Area Dipshit Thinks He’s Funny, Adds Yet Another Site To Internet Vacuum; No One Cares
MINNEAPOLIS—Alexander David Scott of Minneapolis, MN has reportedly decided to start a fake news website, adding further to the endless, vapid static and white noise that is the Internet. Scott, 29, is on record as saying he “doesn’t know what else to do with his time,” which certainly spells doom for innocent Internet bystanders.
“Everyone always says you should do what you love, find whatever you’re passionate about,” Scott stated as he took a swig of unidentifiable liquid from a personalized flask. “I’m passionate about wasting time and making fun of people. And Irish whiskey.”

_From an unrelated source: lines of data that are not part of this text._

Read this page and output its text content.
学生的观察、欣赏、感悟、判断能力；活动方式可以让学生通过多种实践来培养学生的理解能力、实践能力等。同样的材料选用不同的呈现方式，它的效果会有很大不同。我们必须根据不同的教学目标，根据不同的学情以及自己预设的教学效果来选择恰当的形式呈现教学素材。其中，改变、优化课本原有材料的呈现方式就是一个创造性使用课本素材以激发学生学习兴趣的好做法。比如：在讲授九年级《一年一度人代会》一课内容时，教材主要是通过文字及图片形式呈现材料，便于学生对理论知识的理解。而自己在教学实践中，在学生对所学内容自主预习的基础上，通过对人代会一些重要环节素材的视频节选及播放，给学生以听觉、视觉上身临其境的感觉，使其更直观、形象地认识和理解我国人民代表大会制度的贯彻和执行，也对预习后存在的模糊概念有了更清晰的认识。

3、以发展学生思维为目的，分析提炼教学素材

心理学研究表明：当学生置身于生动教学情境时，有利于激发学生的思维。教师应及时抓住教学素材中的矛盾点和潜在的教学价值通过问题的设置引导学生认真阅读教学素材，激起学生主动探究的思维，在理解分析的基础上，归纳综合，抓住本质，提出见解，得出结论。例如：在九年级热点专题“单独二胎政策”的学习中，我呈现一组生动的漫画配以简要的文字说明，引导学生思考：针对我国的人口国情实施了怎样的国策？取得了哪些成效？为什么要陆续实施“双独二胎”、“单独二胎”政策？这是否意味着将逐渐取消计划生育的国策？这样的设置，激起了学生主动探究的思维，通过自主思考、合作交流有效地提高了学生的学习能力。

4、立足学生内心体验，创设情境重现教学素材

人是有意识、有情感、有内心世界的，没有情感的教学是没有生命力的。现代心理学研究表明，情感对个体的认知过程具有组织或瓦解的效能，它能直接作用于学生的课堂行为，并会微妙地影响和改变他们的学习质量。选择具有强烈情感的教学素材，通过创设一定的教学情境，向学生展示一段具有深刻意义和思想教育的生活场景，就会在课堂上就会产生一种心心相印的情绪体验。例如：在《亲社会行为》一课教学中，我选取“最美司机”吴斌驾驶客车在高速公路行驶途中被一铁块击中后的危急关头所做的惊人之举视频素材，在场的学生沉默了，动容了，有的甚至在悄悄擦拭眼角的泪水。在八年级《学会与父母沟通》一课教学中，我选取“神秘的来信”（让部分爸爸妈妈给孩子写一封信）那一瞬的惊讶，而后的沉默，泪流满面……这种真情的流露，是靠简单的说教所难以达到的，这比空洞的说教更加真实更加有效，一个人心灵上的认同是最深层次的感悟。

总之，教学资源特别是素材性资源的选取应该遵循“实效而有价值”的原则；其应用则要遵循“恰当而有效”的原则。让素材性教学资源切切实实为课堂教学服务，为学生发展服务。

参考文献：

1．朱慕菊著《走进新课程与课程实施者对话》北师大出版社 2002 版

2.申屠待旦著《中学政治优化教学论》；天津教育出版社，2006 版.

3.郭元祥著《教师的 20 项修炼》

Scott is unmarried with 0 kids, sits on his ass for a living and can be easily described as a faceless minion of modern American culture, seemingly unable to come to grips with the cold realization the universe is a large, cold place that does not give a shit about humanity, let alone his own dreary existence. “Don’t bother me with this, I’m trying to play Blake Stone: Aliens of Gold,” he said while mowing through his 4th iced coffee of the day.
The biggest concern with writing a blog of this nature, Scott says, is creating and maintaining a suspension of disbelief for both himself and his audience that he is actually funny. “I’m just dicking around,” he said. “Regardless, I’m sure I’ll get messages here and there from people bitching about the content of a website that they chose to view free of charge, out of their own free will.”
Asked to clarify, Scott became ornery and threw down his flask while slowly removing his $490 designer sunglasses and said, “This site is satire. As in, fake. None of this is real. It was made to make myself and a few friends of mine laugh. So enjoy it, or don’t.”